Offshore Workers Re-Boarding Platforms and Rigs Following Tropical Storm (USA)

  • Business & Finance

Offshore Workers Re-Boarding Platforms and Rigs Following Tropical Storm (USA)

Offshore oil and gas operators in the Gulf of Mexico are re-boarding platforms and rigs, and restoring production following Tropical Storm Debby. The Bureau of Safety and Environmental Enforcement (BSEE) Hurricane Response Team is monitoring the operators’ activities.

The team will continue to work with offshore operators and other state and federal agencies until operations return to normal. This will be the final statistics update for Tropical Storm Debby.

Based on data from offshore operator reports submitted as of 11:30 a.m. CDT yesterday, personnel remain evacuated from a total of ten production platforms, equivalent to 1.6 percent of the 596 manned platforms in the Gulf of Mexico. Production platforms are the structures located offshore from which oil and natural gas are produced. Unlike drilling rigs, which typically move from location to location, production facilities remain in the same location throughout a project’s duration

Of the 70 rigs currently operating in the Gulf, none remain evacuated. Rigs can include several types of self-contained offshore drilling facilities including jackup rigs, submersibles and semisubmersibles.

As part of the evacuation process, personnel activate the applicable shut-in procedure, which can frequently be accomplished from a remote location. This involves closing the sub-surface safety valves located below the surface of the ocean floor to prevent the release of oil or gas. During previous hurricane seasons, the shut-in valves functioned 100 percent of the time, efficiently shutting in production from wells on the Outer Continental Shelf and protecting the marine and coastal environments. Shutting-in oil and gas production is a standard procedure conducted by industry for safety and environmental reasons.

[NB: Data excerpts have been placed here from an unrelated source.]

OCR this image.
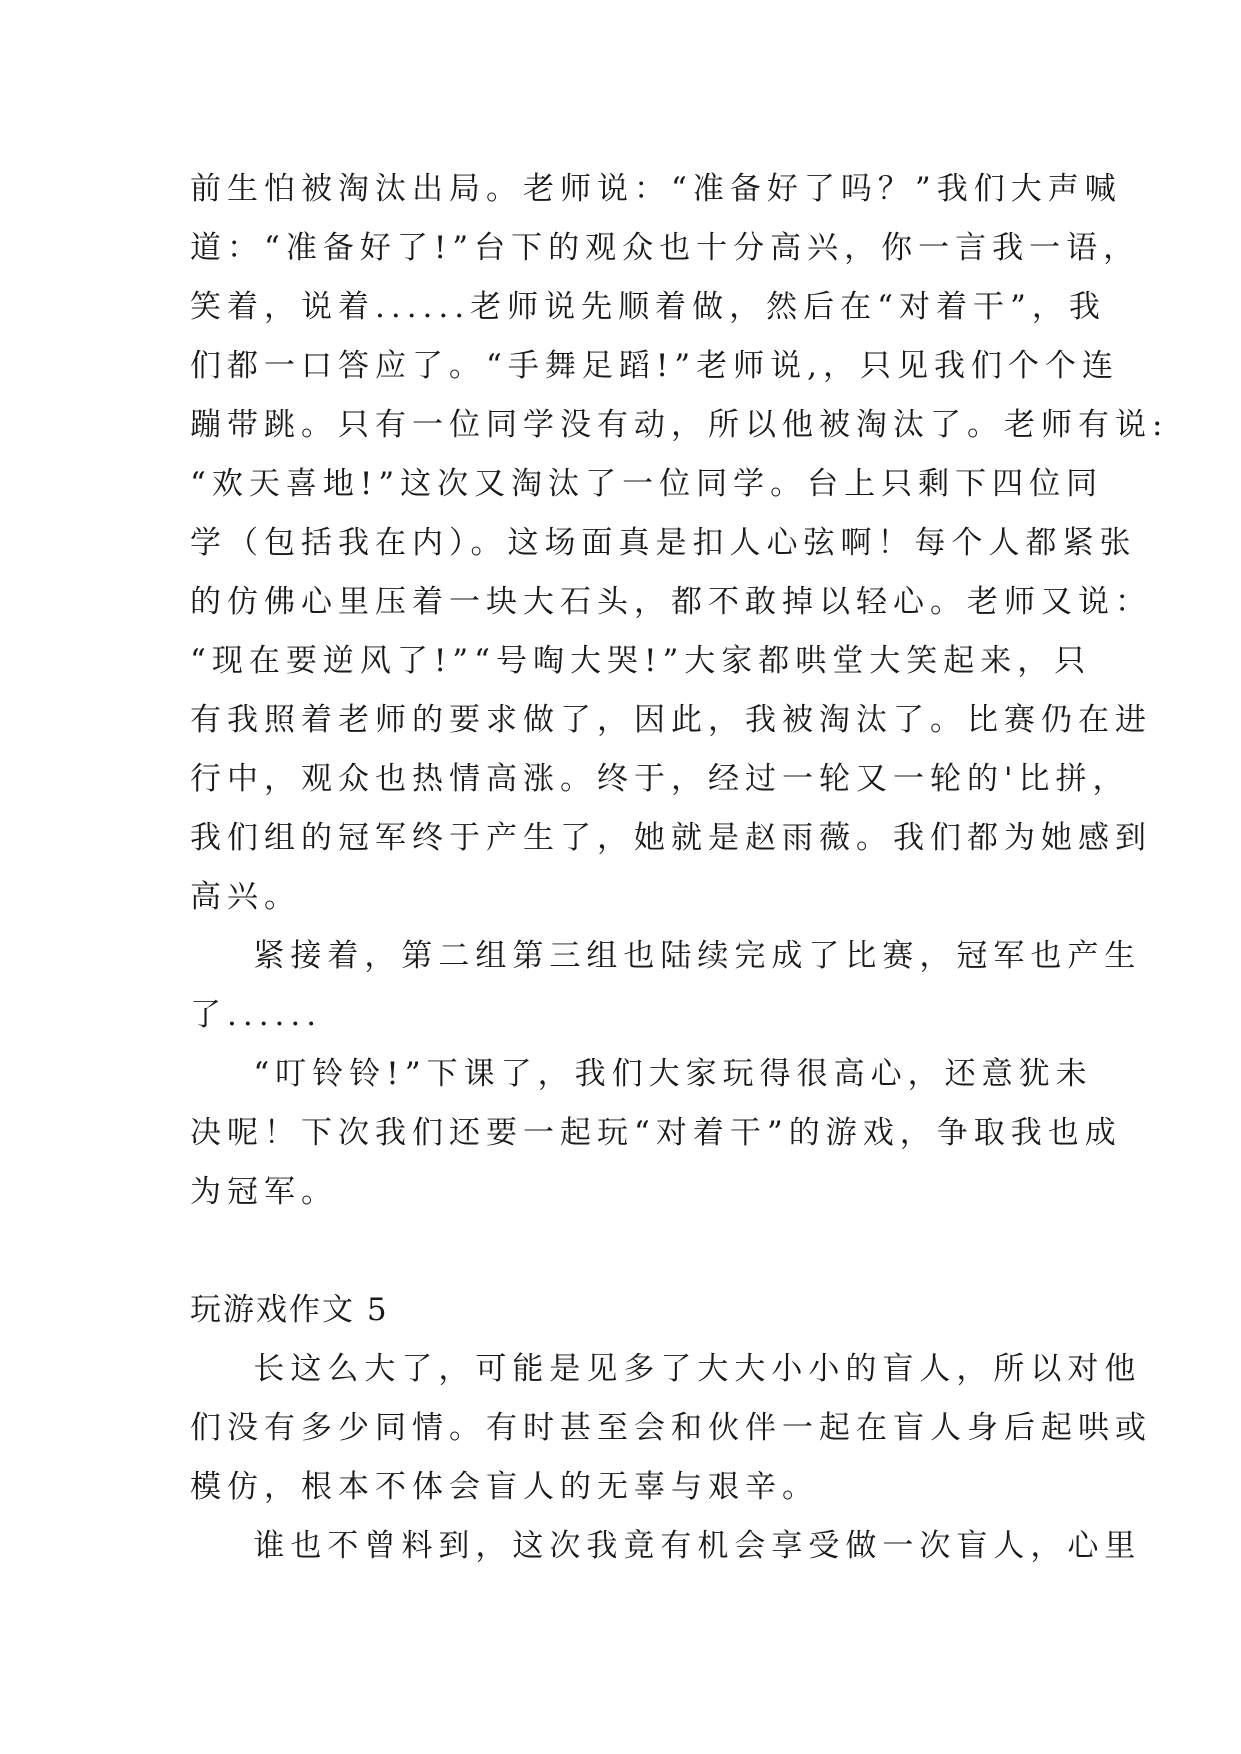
前生怕被淘汰出局。老师说：“准备好了吗？”我们大声喊
道：“准备好了!”台下的观众也十分高兴，你一言我一语，
笑着，说着......老师说先顺着做，然后在“对着干”，我
们都一口答应了。“手舞足蹈!”老师说,，只见我们个个连
蹦带跳。只有一位同学没有动，所以他被淘汰了。老师有说:
“欢天喜地!”这次又淘汰了一位同学。台上只剩下四位同
学（包括我在内）。这场面真是扣人心弦啊！每个人都紧张
的仿佛心里压着一块大石头，都不敢掉以轻心。老师又说：
“现在要逆风了!”“号啕大哭!”大家都哄堂大笑起来，只
有我照着老师的要求做了，因此，我被淘汰了。比赛仍在进
行中，观众也热情高涨。终于，经过一轮又一轮的'比拼，
我们组的冠军终于产生了，她就是赵雨薇。我们都为她感到
高兴。
紧接着，第二组第三组也陆续完成了比赛，冠军也产生
了......
“叮铃铃!”下课了，我们大家玩得很高心，还意犹未
决呢！下次我们还要一起玩“对着干”的游戏，争取我也成
为冠军。
玩游戏作文 5
长这么大了，可能是见多了大大小小的盲人，所以对他
们没有多少同情。有时甚至会和伙伴一起在盲人身后起哄或
模仿，根本不体会盲人的无辜与艰辛。
谁也不曾料到，这次我竟有机会享受做一次盲人，心里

From operator reports, it is estimated that approximately 3.21 percent of the current daily oil production in the Gulf of Mexico has been shut-in. It is also estimated that approximately 3.64 percent of the current daily natural gas production in the Gulf of Mexico has been shut-in. The production percentages are calculated using information submitted by offshore operators in daily reports. Shut-in production information included in these reports is based on the amount of oil and gas the operator expected to produce that day. The shut-in production figures therefore are estimates, which BSEE compares to historical production reports to ensure the estimates follow a logical pattern.